Hierarchy on the file system.

word commented 8 years ago

In Hiera it's possible to specify the configuration in a hierarchy of directories on the file system, like so:

common.yaml
locations/dc1/common.yaml
locations/dc1/hosts/hosta.yaml
locations/dc1/hosts/hostb.yaml
locations/dc2/common.yaml
locations/dc2/hosts/hostc.yaml
locations/dc2/hosts/hostd.yaml

So far in pepa the closest I can arrive at is:

default/default.yaml
locations/dc1.yaml
locations/dc2.yaml
hosts/hosta.yaml
hosts/hostb.yaml
hosts/hostc.yaml
hosts/hostd.yaml

However, it's not immediately obvious from the layout what location a given host belongs to. This gets more complex when you have a lot of hosts and more steps in the sequence (environments etc.)

Is a similar approach to the first example possible with pepa or is there another, pepa specific, way to handle this?

ake-persson commented 8 years ago

What is it you're trying to map?

As I can understand from your example you want to map:

Default / Location / Host

Right?

So please provide some context and exactly what you're trying to map I can provide you with an example.

But it will be later Today or Tmrw.

ake-persson commented 8 years ago

@smithjm can also provide feedback on this.

ake-persson commented 8 years ago

Here is a stripped down version of something we actually use:

ext_pillar:
  - pepa:
      resource: host
      sequence:
        - default:
        - hostname:
            name: input
            base_only: True
        - location:
        - environment:
        - roles:
        - hostname:
            name: override
            base_only: True
      subkey: True

pepa_delimiter: ..
pepa_roots:
  base: /srv/pepa/base
  dev: /srv/pepa/dev
  qa: /srv/pepa/qa
  prod: /srv/pepa/prod

ake-persson commented 8 years ago

Here is an example hierarchy on disk:

host/
├── location
│   ├── emea-nl-1.yaml
│   ├── amer-us-1.yaml
├── default
│   ├── default.yaml
├── input
│   ├── myhost_example_com.yaml
├── override
│   ├── myhost_example_com.yaml
├── roles
│   ├── apache_server.yaml

ake-persson commented 8 years ago

Hope this helps?

ake-persson commented 8 years ago

This will be resolved in a hierarchy based on your sequence, als any with base_only won't care about environment but only fetch from base this is useful for config. you don't want to stage.

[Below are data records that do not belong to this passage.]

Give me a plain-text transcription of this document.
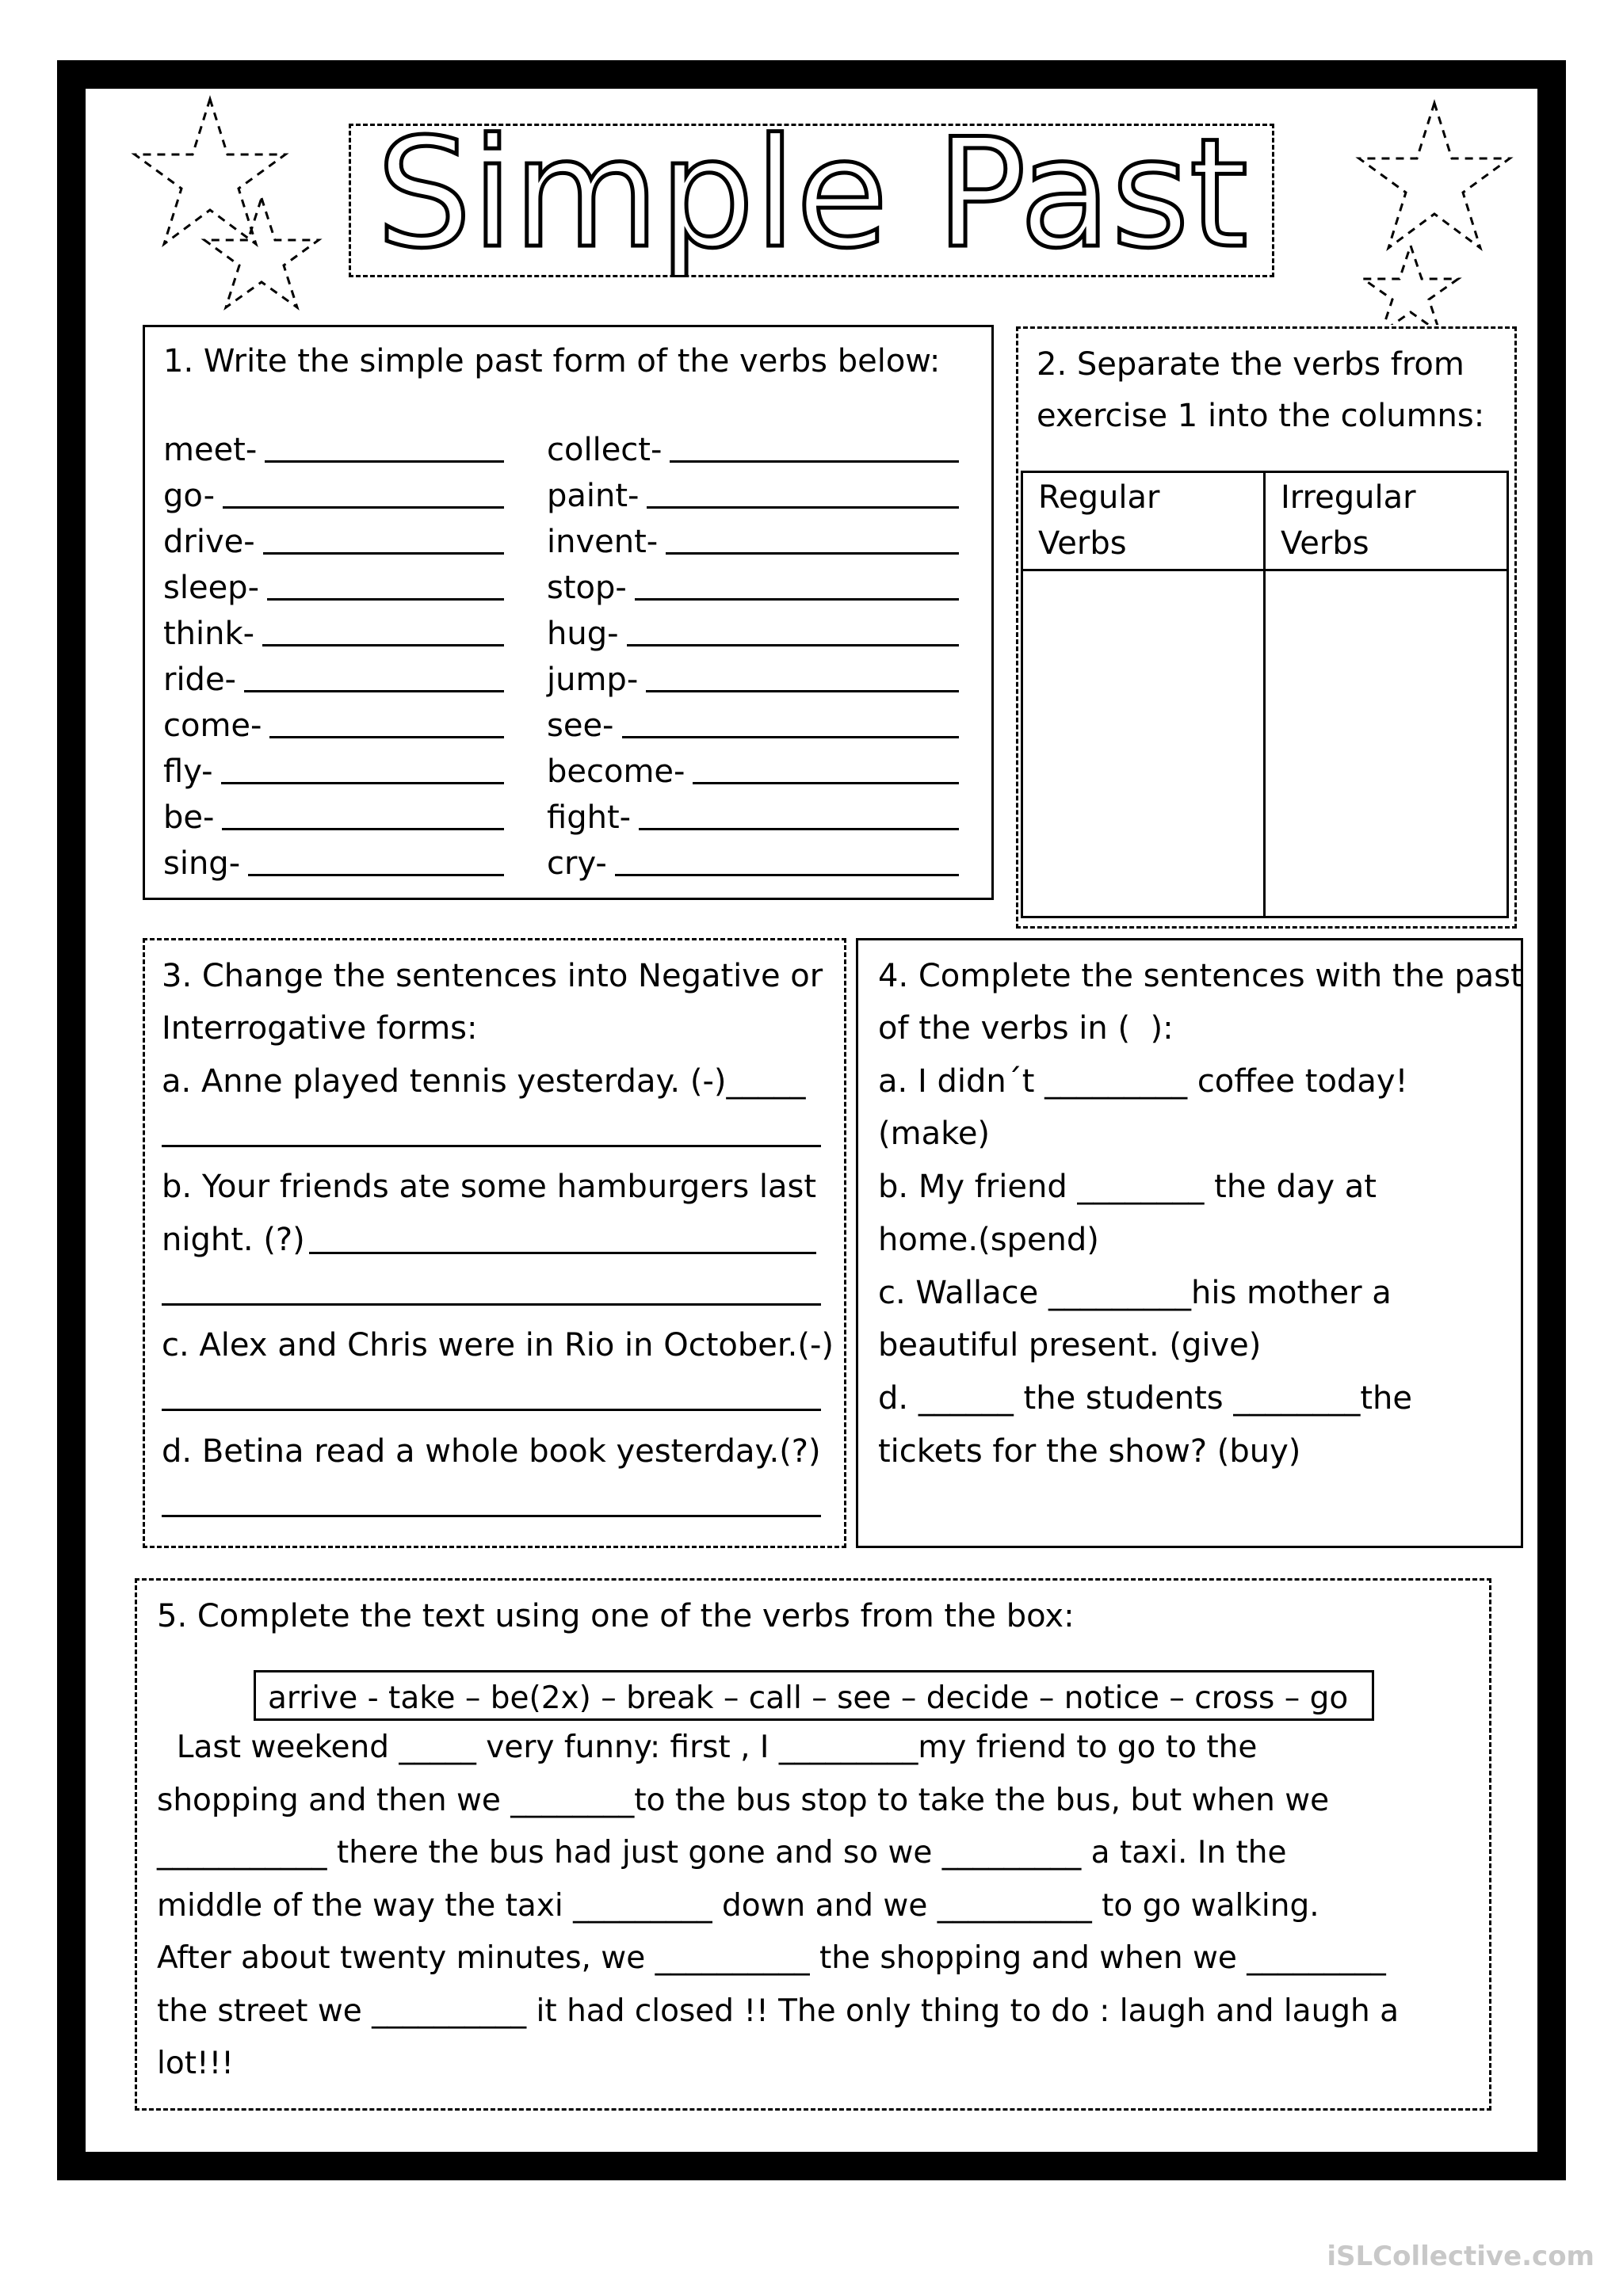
Simple Past
1. Write the simple past form of the verbs below:
meet-
go-
drive-
sleep-
think-
ride-
come-
fly-
be-
sing-
collect-
paint-
invent-
stop-
hug-
jump-
see-
become-
fight-
cry-
2. Separate the verbs from
exercise 1 into the columns:
Regular
Verbs
Irregular
Verbs
3. Change the sentences into Negative or
Interrogative forms:
a. Anne played tennis yesterday. (-)_____
b. Your friends ate some hamburgers last
night. (?)
c. Alex and Chris were in Rio in October.(-)
d. Betina read a whole book yesterday.(?)
4. Complete the sentences with the past
of the verbs in (  ):
a. I didn´t _________ coffee today!
(make)
b. My friend ________ the day at
home.(spend)
c. Wallace _________his mother a
beautiful present. (give)
d. ______ the students ________the
tickets for the show? (buy)
5. Complete the text using one of the verbs from the box:
arrive - take – be(2x) – break – call – see – decide – notice – cross – go
Last weekend _____ very funny: first , I _________my friend to go to the
shopping and then we ________to the bus stop to take the bus, but when we
___________ there the bus had just gone and so we _________ a taxi. In the
middle of the way the taxi _________ down and we __________ to go walking.
After about twenty minutes, we __________ the shopping and when we _________
the street we __________ it had closed !! The only thing to do : laugh and laugh a
lot!!!
iSLCollective.com
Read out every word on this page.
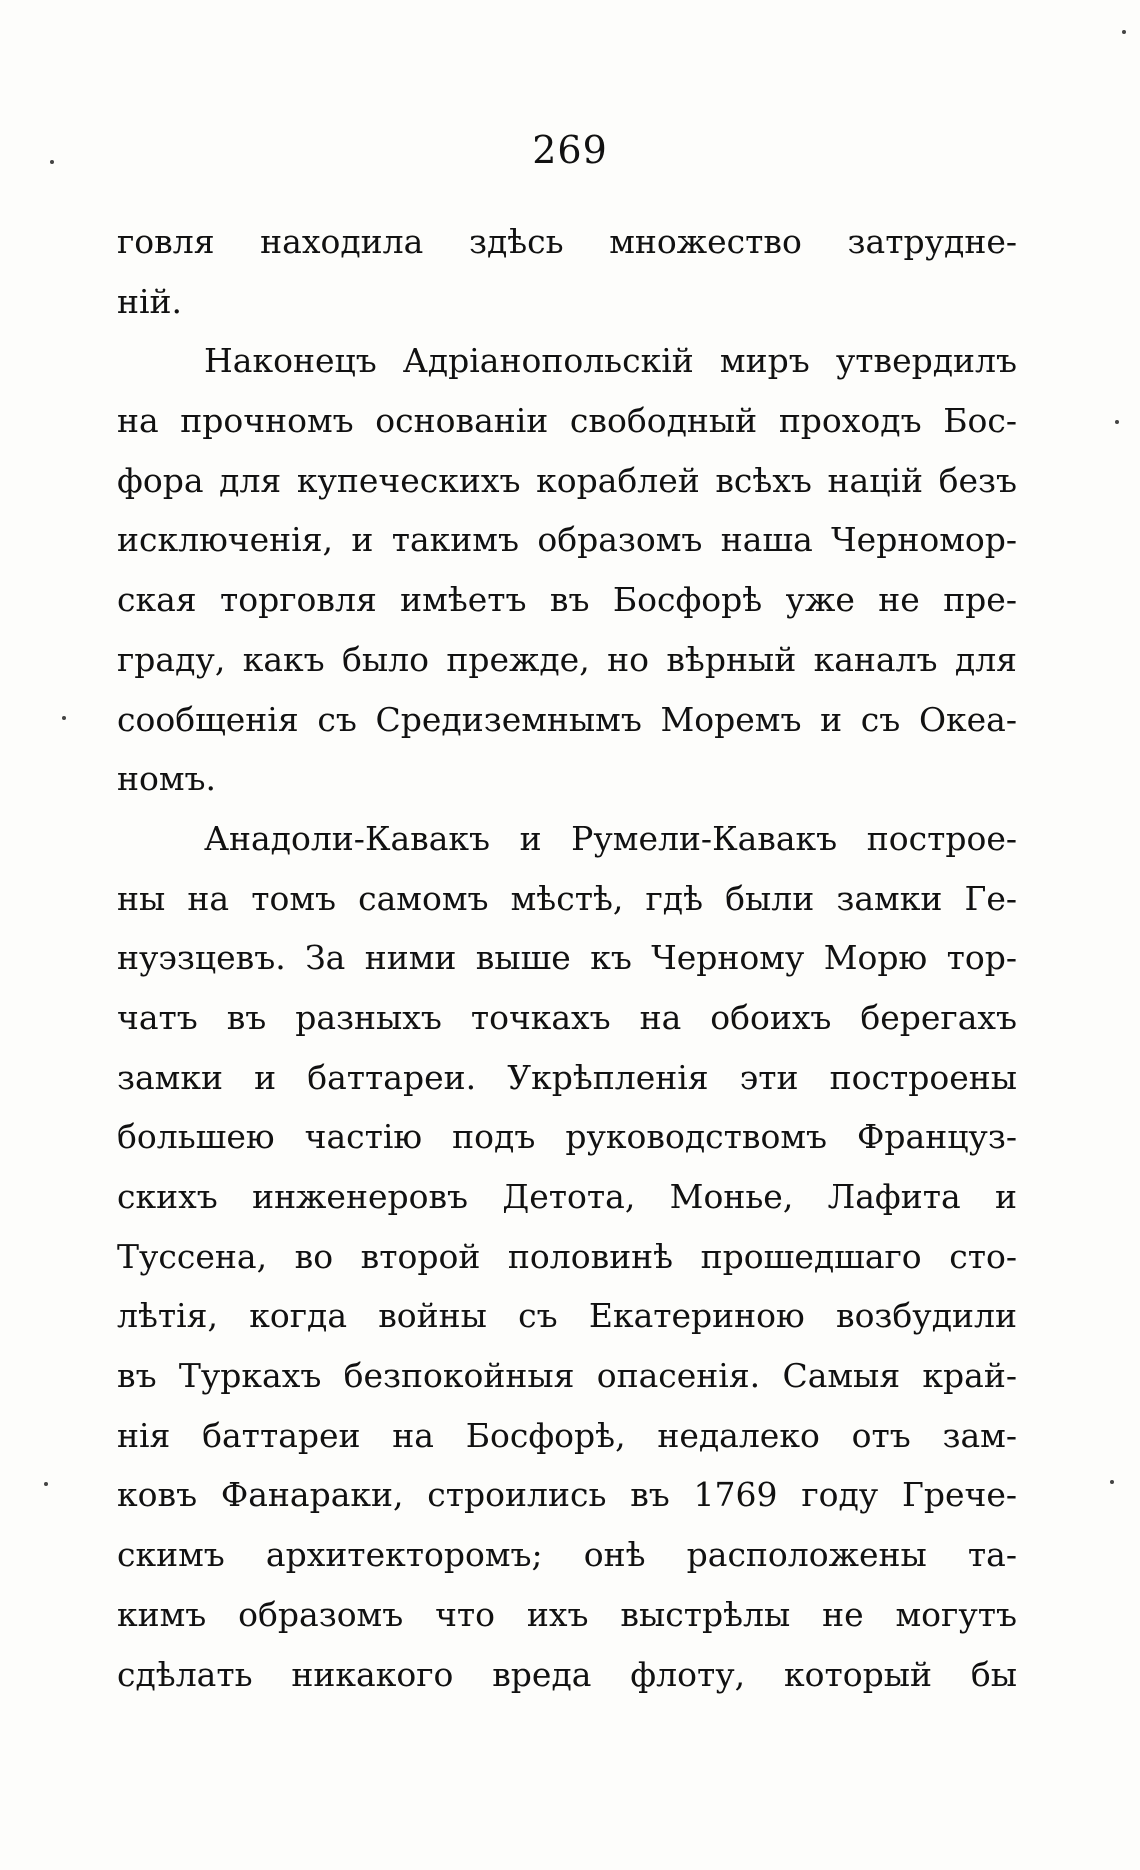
269
говля находила здѣсь множество затрудне-
нiй.
Наконецъ Адрiанопольскiй миръ утвердилъ
на прочномъ основанiи свободный проходъ Бос-
фора для купеческихъ кораблей всѣхъ нацiй безъ
исключенiя, и такимъ образомъ наша Черномор-
ская торговля имѣетъ въ Босфорѣ уже не пре-
граду, какъ было прежде, но вѣрный каналъ для
сообщенiя съ Средиземнымъ Моремъ и съ Океа-
номъ.
Анадоли-Кавакъ и Румели-Кавакъ построе-
ны на томъ самомъ мѣстѣ, гдѣ были замки Ге-
нуэзцевъ. За ними выше къ Черному Морю тор-
чатъ въ разныхъ точкахъ на обоихъ берегахъ
замки и баттареи. Укрѣпленiя эти построены
большею частiю подъ руководствомъ Француз-
скихъ инженеровъ Детота, Монье, Лафита и
Туссена, во второй половинѣ прошедшаго сто-
лѣтiя, когда войны съ Екатериною возбудили
въ Туркахъ безпокойныя опасенiя. Самыя край-
нiя баттареи на Босфорѣ, недалеко отъ зам-
ковъ Фанараки, строились въ 1769 году Грече-
скимъ архитекторомъ; онѣ расположены та-
кимъ образомъ что ихъ выстрѣлы не могутъ
сдѣлать никакого вреда флоту, который бы
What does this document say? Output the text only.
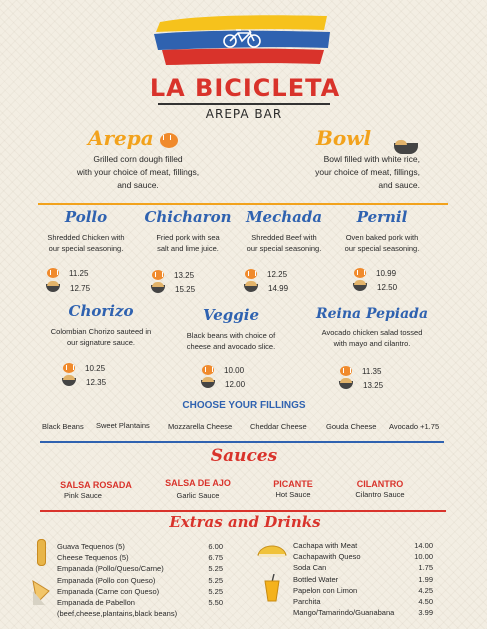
LA BICICLETA
AREPA BAR
Arepa

Grilled corn dough filled
with your choice of meat, fillings,
and sauce.
Bowl
Bowl filled with white rice,
your choice of meat, fillings,
and sauce.
Pollo
Shredded Chicken with
our special seasoning.
Chicharon
Fried pork with sea
salt and lime juice.
Mechada
Shredded Beef with
our special seasoning.
Pernil
Oven baked pork with
our special seasoning.
11.25
12.75
13.25
15.25
12.25
14.99
10.99
12.50
Chorizo
Colombian Chorizo sauteed in
our signature sauce.
Veggie
Black beans with choice of
cheese and avocado slice.
Reina Pepiada
Avocado chicken salad tossed
with mayo and cilantro.
10.25
12.35
10.00
12.00
11.35
13.25
CHOOSE YOUR FILLINGS
Black Beans Sweet Plantains Mozzarella Cheese Cheddar Cheese	Gouda Cheese Avocado +1.75
Sauces
SALSA ROSADA
Pink Sauce
SALSA DE AJO
Garlic Sauce
PICANTE
Hot Sauce
CILANTRO
Cilantro Sauce
Extras and Drinks
Guava Tequenos (5)	6.00
Cheese Tequenos (5)	6.75
Empanada (Pollo/Queso/Carne)	5.25
Empanada (Pollo con Queso)	5.25
Empanada (Carne con Queso)	5.25
Empanada de Pabellon	5.50
(beef,cheese,plantains,black beans)
Cachapa with Meat	14.00
Cachapawith Queso	10.00
Soda Can	1.75
Bottled Water	1.99
Papelon con Limon	4.25
Parchita	4.50
Mango/Tamarindo/Guanabana	3.99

ake-persson commented 8 years ago

Either you have to provide input for Pepa from an ext. source like a database and chain the ext. pillars which is what we do. Or you can define defaults for a host in Pepa in the first input layer.

ake-persson commented 8 years ago

Assument that hosta has location b then when locations are run it will import b.yaml. Sequence will be executed in sequence and take into account any info defined in prev. templates.

ake-persson commented 8 years ago

If you could give me some inputs for the hosts and locations I could make an example for you, that would map to the problem you're trying to solve.

word commented 8 years ago

Thanks for the quick response, it's much appreciated.

I think a lot of my confusion stems from expecting Pepa to behave similarly to Hiera and it's clearly quite different.

I was planning to not use a sub-key and have all config stored in a single hierarchy. So a simplified example would look like this:

infrastructure defaults

default/default.yaml

nameserver: 8.8.8.8

location defaults

locations/dc1.yaml

nameserver: 4.4.4.4

locations/dc2.yaml

nameserver: 3.3.3.3

environment defaults

envs/staging.yaml

apache_vhost: staging.example.com

envs/prod.yaml

apache_vhost: prod.example.com

hosts hosts/hosta_example_com.yaml

ip_addr: 10.10.10.11

hosts/hostb_.example_com.yaml

ip_addr: 10.10.20.1

hosts/hostc_example_com.yaml

ip_addr: 10.10.10.12

pepa sequence

sequence:
   - default:
   - location:
   - env:
   - host:

Lets say hosta.example.com is in 'dc1' location and 'staging' env, it's final config would look like this:

nameserver: 4.4.4.4
apache_vhost:  staging.example.com
ip_addr: 10.10.10.11

hostb .example.com in the same location and 'prod' env:

nameserver: 4.4.4.4
apache_vhost: prod.example.com
ip_addr: 10.10.20.1

So far so good. but there are a couple of issues.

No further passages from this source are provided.